Giannetti esteve aqui em João Pessoa há alguns anos para proferir palestra a convite da UNIMED, no Hotel Tambaú. O professor Wilson Marinho ciceroneou-o, mostrando-lhe os principais pontos da cidade que o filósofo até então não conhecia. Wilson, sempre arguto, perguntou-lhe como ele explicava o notável desenvolvimento urbano de nossa capital nos últimos tempos, já que não dispúnhamos de um parque industrial de peso. “É a força do setor de serviços”, respondeu o economista, confirmando sua atualizada e inteligente visão da economia.

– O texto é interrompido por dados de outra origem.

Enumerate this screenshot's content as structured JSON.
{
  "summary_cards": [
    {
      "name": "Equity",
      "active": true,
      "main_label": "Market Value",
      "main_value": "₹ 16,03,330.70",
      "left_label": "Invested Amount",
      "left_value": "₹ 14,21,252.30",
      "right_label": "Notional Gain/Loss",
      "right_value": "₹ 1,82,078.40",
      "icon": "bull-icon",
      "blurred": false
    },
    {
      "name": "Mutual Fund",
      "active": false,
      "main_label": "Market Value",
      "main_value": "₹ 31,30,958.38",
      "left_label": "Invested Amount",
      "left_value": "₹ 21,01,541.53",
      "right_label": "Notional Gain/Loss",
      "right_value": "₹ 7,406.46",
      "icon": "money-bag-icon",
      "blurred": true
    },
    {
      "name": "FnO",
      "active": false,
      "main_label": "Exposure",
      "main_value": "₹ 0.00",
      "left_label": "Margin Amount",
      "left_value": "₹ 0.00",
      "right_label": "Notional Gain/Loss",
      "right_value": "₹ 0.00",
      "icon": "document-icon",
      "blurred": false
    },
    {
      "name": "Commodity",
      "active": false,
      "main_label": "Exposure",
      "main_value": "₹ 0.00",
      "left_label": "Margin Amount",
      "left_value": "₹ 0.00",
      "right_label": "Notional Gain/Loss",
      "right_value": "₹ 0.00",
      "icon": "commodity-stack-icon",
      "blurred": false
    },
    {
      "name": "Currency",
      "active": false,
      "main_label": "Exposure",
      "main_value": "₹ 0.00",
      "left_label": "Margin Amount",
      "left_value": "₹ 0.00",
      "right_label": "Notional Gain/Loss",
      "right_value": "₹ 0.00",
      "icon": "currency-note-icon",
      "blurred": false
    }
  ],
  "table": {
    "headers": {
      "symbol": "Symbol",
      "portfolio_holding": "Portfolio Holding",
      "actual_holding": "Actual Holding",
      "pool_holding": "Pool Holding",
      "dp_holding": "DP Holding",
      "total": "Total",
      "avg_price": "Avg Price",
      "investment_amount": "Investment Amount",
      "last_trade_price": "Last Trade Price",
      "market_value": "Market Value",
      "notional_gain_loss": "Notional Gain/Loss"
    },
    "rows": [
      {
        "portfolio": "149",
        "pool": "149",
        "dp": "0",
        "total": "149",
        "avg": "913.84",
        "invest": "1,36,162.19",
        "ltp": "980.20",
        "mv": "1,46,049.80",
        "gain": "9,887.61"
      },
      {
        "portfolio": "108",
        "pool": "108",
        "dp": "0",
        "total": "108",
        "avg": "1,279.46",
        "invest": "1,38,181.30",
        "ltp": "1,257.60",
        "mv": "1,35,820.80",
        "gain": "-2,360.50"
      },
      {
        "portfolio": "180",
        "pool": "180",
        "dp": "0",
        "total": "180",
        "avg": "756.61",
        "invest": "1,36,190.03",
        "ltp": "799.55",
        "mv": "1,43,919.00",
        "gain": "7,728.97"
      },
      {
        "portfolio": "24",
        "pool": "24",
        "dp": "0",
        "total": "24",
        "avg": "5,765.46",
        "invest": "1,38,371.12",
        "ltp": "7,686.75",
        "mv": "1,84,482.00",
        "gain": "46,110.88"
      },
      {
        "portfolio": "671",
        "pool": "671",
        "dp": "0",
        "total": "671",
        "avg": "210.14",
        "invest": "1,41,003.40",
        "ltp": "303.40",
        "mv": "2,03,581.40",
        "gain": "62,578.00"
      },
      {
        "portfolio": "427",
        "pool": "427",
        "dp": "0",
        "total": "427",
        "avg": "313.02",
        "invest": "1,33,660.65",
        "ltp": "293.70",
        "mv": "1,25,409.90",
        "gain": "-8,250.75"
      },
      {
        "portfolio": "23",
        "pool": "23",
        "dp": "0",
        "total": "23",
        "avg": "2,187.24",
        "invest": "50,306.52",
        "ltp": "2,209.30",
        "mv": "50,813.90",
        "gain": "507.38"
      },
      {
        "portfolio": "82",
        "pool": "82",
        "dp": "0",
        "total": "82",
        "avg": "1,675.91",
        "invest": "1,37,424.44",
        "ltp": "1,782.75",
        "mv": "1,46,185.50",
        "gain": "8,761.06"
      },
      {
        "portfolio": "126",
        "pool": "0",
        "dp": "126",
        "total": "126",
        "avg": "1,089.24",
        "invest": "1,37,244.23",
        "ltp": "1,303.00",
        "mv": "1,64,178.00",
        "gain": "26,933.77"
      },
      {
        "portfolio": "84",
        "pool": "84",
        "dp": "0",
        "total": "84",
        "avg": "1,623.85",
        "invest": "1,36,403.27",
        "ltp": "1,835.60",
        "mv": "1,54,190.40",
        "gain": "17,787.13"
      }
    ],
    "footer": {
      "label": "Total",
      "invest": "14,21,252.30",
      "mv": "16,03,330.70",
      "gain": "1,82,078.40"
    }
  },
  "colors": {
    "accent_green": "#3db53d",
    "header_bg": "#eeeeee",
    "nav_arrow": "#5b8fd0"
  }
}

Muito se tem falado sobre os acadêmicos que ingressaram recentemente na ABL: Fernanda Montenegro, atriz consagrada, Gilberto Gil, respeitado compositor, Paulo Niemeyer Filho, grande neurocirurgião. Todos notáveis em suas respectivas áreas, legítimos representantes da diversidade cultural do Brasil. A Academia tem lugar para todos eles, não há o que discutir. Mas o também recente ingresso de José Paulo Cavalcanti Filho, aclamado biógrafo de Fernando Pessoa, e de Eduardo Giannetti, genuíno homem de letras, indica que a ABL não perde de vista a precípua finalidade a que se destina, sob a inspiração de Machado de Assis, seu primeiro presidente, isto é, ser, antes de tudo, das letras.

De letras, artes e ciências, de tudo faz-se uma Academia, idealmente um retrato e um reflexo da cultura do povo que a criou e alimenta.